Core Concepts
This survey examines past research on adapting natural language processing (NLP) techniques to handle dialects of a language, with the goal of building more inclusive and equitable language technologies.
Abstract
This survey provides a comprehensive overview of past research on natural language processing (NLP) for dialects of a language. It covers a wide range of languages, including English, Arabic, Chinese, German, and Indic languages, among others.
The survey begins by motivating the need for dialect-aware NLP, highlighting the linguistic challenges posed by dialectic variations, the importance of rethinking benchmark datasets for large language models, and the implications for building fair and equitable language technologies. It then outlines the scope and key trends in this research area.

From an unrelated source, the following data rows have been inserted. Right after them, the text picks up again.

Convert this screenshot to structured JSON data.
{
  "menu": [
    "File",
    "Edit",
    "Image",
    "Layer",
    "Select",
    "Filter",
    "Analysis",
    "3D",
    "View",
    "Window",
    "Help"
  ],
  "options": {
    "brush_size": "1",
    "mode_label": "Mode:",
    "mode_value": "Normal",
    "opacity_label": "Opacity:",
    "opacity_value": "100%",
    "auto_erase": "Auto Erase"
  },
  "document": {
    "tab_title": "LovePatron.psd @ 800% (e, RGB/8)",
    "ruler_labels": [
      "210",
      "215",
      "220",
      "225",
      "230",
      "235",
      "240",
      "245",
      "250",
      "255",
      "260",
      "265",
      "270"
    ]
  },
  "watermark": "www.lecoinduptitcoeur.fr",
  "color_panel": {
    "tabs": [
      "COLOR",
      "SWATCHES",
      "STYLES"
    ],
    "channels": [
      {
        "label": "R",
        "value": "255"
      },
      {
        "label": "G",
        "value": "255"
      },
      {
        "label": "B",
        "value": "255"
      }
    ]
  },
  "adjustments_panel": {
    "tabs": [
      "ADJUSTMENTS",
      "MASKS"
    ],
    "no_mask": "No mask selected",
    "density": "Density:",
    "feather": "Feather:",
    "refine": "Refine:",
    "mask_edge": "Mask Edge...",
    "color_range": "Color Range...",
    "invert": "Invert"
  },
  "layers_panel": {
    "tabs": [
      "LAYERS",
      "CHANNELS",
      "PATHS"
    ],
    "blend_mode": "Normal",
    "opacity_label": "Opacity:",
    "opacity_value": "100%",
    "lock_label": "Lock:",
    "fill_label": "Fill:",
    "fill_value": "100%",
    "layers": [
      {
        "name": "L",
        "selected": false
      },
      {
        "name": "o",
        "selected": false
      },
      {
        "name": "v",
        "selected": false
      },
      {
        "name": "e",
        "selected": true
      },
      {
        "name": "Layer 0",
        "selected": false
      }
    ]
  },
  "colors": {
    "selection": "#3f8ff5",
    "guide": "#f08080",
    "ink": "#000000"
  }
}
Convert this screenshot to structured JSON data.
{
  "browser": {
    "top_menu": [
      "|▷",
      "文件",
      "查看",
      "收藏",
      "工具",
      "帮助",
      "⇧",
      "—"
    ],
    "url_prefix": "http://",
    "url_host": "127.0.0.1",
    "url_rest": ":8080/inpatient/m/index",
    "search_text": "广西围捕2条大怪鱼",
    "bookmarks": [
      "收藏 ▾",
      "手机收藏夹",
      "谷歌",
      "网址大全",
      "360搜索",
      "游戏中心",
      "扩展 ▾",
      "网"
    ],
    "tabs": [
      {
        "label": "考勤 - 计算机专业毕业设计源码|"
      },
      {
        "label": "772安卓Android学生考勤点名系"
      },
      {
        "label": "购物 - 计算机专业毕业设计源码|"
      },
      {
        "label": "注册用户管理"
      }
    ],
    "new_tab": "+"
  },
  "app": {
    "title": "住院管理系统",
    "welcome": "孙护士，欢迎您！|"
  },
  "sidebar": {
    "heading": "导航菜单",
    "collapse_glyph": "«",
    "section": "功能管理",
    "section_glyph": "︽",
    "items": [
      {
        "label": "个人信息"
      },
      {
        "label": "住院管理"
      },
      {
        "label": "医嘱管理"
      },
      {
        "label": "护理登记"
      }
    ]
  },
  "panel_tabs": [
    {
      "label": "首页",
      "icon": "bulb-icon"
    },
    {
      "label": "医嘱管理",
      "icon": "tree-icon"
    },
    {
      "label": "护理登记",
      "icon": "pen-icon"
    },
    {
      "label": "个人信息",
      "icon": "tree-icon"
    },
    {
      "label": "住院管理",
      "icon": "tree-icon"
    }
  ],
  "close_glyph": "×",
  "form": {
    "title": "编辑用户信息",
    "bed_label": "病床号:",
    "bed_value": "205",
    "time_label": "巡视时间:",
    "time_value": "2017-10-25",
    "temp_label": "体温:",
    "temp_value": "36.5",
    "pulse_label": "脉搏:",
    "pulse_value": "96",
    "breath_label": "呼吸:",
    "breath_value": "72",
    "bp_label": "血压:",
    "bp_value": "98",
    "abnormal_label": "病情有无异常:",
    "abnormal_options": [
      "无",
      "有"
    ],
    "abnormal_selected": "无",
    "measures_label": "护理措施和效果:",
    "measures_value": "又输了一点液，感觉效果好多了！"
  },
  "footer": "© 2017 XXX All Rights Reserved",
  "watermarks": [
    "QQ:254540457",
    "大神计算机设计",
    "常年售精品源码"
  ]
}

The survey delves into the resources available for dialects, including dialectic lexicons and datasets. It then covers NLP tasks in two broad categories: natural language understanding (NLU) and natural language generation (NLG). For NLU, the survey discusses approaches for dialect identification, sentiment analysis, parsing, and NLU benchmarks. For NLG, it covers machine translation, summarization, and conversational AI.
The survey highlights that past work in NLP for dialects goes beyond mere dialect classification, with recent approaches integrating dialect-awareness into model architectures using techniques like adversarial networks and hypernetworks. It also notes the growing trend of incorporating dialectic aspects to address social and cultural factors in language technologies.
The survey concludes by discussing future directions and the social and ethical implications of this research, emphasizing the importance of linguistic and cultural inclusion in the development of NLP systems.